Benjamin: I love that as an entry question Rob, because obviously I am someone who joined the data industry post 2010. So Bill, like for someone who's new in this space, right? You said, okay, there's kind of quite a few ideas in the past, which really didn't pan out and technology goes in cycles, right? So protect me from having the same ideas basically again and reviving them. Do you want to tell some maybe war stories from, yeah. things that really didn't pan out, but that people were excited by in the past.
Bill Inmon: You don't want me to start to talk about war stories because I've lived through all of them. But yeah, there's been some, one simple thing that happened long ago. When we were learning to program, we were told that programming would all be simple and easy if we didn't use go-to statements. Now, that's humorous today, but- But there was an element of truth there that the code that was being produced was really quite fragmented code. And indeed, not using the go-to statement did improve things. But was it the solution? Was it a silver bullet? And the answer is absolutely not. And that's one of many things.
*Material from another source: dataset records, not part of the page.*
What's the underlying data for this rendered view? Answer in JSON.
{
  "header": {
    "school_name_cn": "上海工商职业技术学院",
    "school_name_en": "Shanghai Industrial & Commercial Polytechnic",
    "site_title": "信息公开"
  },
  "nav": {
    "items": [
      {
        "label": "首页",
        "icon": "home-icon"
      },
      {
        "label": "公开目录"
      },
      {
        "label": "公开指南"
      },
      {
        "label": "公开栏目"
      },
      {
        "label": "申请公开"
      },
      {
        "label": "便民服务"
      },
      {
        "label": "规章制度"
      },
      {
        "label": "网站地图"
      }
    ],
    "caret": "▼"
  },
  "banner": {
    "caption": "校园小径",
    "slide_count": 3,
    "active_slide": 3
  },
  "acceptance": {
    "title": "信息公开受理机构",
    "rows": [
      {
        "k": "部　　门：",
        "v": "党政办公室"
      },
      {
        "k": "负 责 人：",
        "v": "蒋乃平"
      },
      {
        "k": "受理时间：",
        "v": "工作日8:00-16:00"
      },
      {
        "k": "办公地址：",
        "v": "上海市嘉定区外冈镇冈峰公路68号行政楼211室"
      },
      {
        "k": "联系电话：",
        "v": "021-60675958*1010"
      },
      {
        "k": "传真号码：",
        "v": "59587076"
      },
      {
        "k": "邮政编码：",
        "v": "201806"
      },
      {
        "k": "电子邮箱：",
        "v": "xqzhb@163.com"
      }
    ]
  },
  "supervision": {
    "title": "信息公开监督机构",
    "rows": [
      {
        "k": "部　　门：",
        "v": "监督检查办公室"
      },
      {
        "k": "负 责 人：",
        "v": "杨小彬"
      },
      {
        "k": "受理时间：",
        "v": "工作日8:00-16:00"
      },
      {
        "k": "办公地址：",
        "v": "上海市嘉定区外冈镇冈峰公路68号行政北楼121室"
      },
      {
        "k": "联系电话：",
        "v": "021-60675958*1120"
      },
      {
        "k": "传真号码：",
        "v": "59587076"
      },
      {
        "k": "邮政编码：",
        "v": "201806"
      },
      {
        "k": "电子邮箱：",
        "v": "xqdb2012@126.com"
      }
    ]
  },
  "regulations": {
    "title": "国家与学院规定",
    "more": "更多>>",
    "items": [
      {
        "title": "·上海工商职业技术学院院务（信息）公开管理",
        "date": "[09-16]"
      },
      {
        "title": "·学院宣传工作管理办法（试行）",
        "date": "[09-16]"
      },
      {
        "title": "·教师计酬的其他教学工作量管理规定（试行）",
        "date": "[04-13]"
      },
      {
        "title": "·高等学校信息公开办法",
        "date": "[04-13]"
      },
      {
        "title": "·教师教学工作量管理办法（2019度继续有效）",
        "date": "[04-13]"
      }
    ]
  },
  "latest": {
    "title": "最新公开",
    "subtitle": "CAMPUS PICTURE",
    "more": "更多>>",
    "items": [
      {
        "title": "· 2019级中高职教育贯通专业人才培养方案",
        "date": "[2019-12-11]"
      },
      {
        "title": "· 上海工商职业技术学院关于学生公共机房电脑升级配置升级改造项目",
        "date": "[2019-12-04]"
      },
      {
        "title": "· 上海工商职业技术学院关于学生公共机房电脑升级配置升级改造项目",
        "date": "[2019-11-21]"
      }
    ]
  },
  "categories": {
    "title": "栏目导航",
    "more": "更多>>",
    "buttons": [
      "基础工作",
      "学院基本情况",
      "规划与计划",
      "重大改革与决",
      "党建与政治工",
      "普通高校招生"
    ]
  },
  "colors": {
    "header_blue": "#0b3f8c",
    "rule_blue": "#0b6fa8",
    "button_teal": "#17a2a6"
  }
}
This other bit about... Even secretaries can start the program. That was a ridiculous idea that somebody that said that didn't know what they were talking about. And I have nothing against secretaries, by the way. My family has secretaries in the family. But there's a skill set and a mindset that's needed for coding. that you normally don't find in secretaries. And so that's another one. And every few years, our industry comes up with what they call the silver bullet. And I remember when IBM told us, man, if you just go DB2, that your problems are gonna be solved by using DB2. Well, that... that didn't work out well either. And so, and that's being polite about how poorly that worked out. So our industry goes nuts over these silver bullets that said, gee, if you just do fill in the blank, if you just do whatever, then everything's gonna be okay. And I remember when we were told, man, going big data. You've got to go get hadoop. You've got to go and do big data. And that's going to solve your problem. Well, guess what that didn't. So I think someday I may actually write a book on all of the rabbit holes that our industry's gone down. And it's a wonder we all survived. Now, part of the fallout from that is that the IT organization has lost great amounts of credibility. And if you don't believe me, go into an IT organization and find out who's in charge of the decisions and who's in charge of the budget. Once upon a time, that was the IT organization. Today, you find that it's the end user. It's marketing, it's sales, it's finance. Those are the people. that are because they trusted IT to help them. And IT kept going after these silver bullets and the corporation no longer trust the IT department. I'm sad to say, in fact, it pains me to say that, but it's the truth.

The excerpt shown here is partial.